The longest track on the record is up next, the ten minute “Wagon Wheels.” It is certainly the most cinematic of the six sides. Beginning with some relaxed bass and drum figures from Brown and Manne, Rollins takes his time coming in. When he does, it is as if the tumbleweeds are slowly tumbling along, nothing is rushed. The space Sonny takes is reminiscent of the wide open spaces of Monument Valley, where so many classic Westerns were filmed.
“There Is No Greater Love,” is another fine ballad, notable for Sonny’s fluency, and a nice bass solo from Brown. Finally, we come to the title track, “Way Out West,” written by Rollins. It is his own take on the genre, and evokes sort of a “Home On The Range” feeling, again reminding us of the infinite vistas of the Old West.

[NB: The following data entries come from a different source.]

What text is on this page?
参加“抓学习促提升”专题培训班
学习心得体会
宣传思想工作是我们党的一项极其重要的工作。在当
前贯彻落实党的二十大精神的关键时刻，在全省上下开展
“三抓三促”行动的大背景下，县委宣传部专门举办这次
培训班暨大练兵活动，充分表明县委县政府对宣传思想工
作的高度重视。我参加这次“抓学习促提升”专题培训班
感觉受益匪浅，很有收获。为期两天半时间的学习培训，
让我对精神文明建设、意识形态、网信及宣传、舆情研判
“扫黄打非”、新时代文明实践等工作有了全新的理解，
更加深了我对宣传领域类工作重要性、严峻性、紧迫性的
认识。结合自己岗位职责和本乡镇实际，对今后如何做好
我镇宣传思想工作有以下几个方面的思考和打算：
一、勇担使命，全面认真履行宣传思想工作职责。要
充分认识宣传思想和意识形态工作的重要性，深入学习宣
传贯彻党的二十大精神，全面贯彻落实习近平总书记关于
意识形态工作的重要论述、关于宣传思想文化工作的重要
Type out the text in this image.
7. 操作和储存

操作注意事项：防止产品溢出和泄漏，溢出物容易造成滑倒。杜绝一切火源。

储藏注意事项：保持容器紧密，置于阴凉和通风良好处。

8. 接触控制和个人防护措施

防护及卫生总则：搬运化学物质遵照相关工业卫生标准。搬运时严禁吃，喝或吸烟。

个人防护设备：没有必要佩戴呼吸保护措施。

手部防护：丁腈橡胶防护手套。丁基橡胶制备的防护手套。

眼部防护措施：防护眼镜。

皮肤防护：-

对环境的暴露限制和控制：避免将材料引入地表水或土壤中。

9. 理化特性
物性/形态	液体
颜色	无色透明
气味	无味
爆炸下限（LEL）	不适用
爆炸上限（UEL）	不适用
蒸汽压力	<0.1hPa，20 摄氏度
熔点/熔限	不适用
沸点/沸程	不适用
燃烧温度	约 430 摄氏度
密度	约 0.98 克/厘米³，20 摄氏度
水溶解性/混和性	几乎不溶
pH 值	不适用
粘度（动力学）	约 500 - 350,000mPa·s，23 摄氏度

The recording of Way Out West took place in one marathon session which began at 3 a.m. March 7, 1957 — and stretched into the late morning hours. Besides the original six tracks released on the album, there were alternate takes of “I’m An Old Cowhand,” “Come, Gone,” and “Way Out West.” The Original Jazz Classics 24-bit remastered release includes these alternate versions, which are all worthwhile in their own right.
Way Out West is one of the most unique recordings in the extensive Sonny Rollins catalog. It is also one of his finest.